BILL CLINTON: (1997) With the strides of recent years, it is no longer a question of whether we can develop an AIDS vaccine, it is simply a question of when.
SUSAN DENTZER: The government redoubled its own efforts, among other things, creating a new vaccine research center at the National Institutes of Health. Meanwhile, private research efforts moved forward at small biotechnology companies and at pharmaceutical giant Merck & Company. And Berkley and others established the international AIDS vaccine initiative, or IAVI.
DR. SETH BERKLEY: We believe that the world ought to take up to 25 vaccine approaches and move them forward simultaneously, and then narrow them down and pick the best six or eight, and those are the ones then that should move forward into widespread clinical testing to see what works.

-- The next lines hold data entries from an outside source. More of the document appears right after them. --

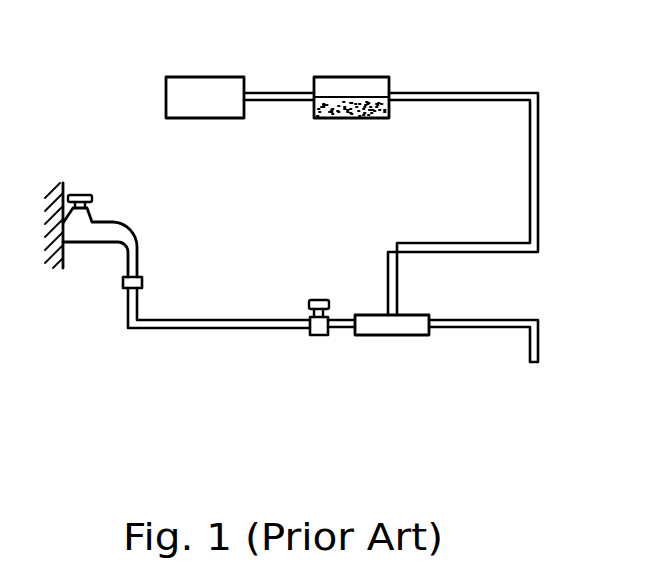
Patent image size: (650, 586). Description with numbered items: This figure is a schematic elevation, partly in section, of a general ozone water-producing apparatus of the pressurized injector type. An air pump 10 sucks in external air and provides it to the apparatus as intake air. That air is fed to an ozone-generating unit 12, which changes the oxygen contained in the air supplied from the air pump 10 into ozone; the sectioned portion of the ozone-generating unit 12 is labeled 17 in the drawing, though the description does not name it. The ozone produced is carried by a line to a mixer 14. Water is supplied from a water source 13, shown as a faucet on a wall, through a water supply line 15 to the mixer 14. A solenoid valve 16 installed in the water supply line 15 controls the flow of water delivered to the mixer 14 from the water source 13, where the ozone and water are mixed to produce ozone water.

The air pump 10 is at (201, 77).
The ozone-generating unit 12 is at (350, 77).
The filter medium 17 is at (352, 118).
The water source 13 is at (88, 242).
The water supply line 15 is at (217, 328).
The solenoid valve 16 is at (316, 335).
The mixer 14 is at (390, 335).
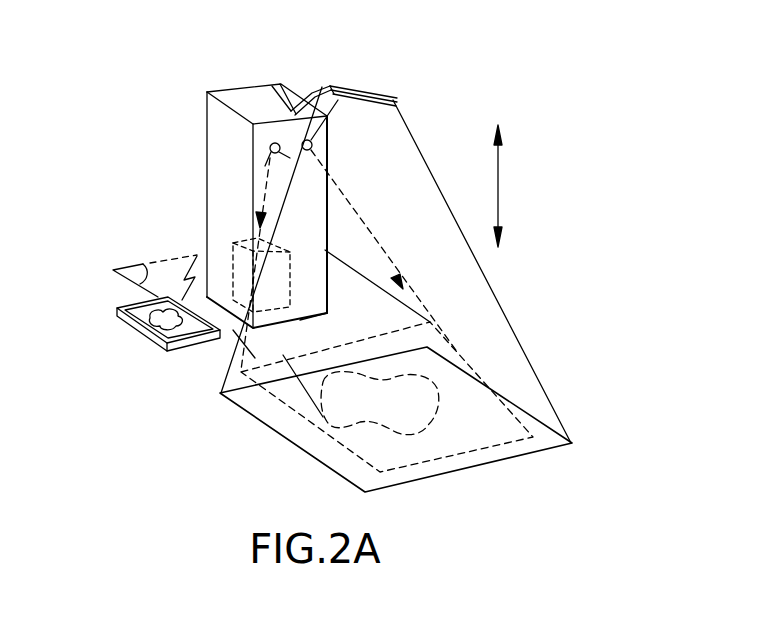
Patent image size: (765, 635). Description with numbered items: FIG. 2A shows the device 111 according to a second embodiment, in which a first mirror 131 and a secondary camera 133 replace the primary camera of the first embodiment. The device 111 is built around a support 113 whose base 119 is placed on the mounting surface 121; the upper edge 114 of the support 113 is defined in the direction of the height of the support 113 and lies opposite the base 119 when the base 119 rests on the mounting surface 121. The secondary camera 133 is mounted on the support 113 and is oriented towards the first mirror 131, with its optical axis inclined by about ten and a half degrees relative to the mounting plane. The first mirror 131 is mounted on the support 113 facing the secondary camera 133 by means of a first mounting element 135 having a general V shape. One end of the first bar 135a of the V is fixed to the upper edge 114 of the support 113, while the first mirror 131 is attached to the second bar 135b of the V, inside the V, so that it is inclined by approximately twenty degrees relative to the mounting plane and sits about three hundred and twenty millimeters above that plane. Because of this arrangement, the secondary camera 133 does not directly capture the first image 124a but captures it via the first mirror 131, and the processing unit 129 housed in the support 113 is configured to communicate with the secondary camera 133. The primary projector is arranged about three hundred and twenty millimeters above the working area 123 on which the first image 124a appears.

The device 111 is at (438, 99).
The support 113 is at (215, 165).
The upper edge 114 is at (210, 90).
The base 119 is at (327, 312).
The mounting surface 121 is at (143, 266).
The working area 123 is at (310, 438).
The first image 124a is at (463, 466).
The processing unit 129 is at (230, 240).
The first mirror 131 is at (376, 105).
The secondary camera 133 is at (312, 150).
The first mounting element 135 is at (326, 86).
The first bar 135a is at (291, 110).
The second bar 135b is at (370, 88).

SUSAN DENTZER: IAVI has formed research partnerships with universities and private industries. One of the first fruits is that vaccine safety trial now underway in the United Kingdom and Kenya. But it’s far from clear whether this approach will succeed, as is true for any of roughly a dozen other proposed vaccines now in various stages of animal or human trials. That means it could be five to seven years before a vaccine is widely available. And by that time, an estimated fifty to one hundred million more people are likely to be infected.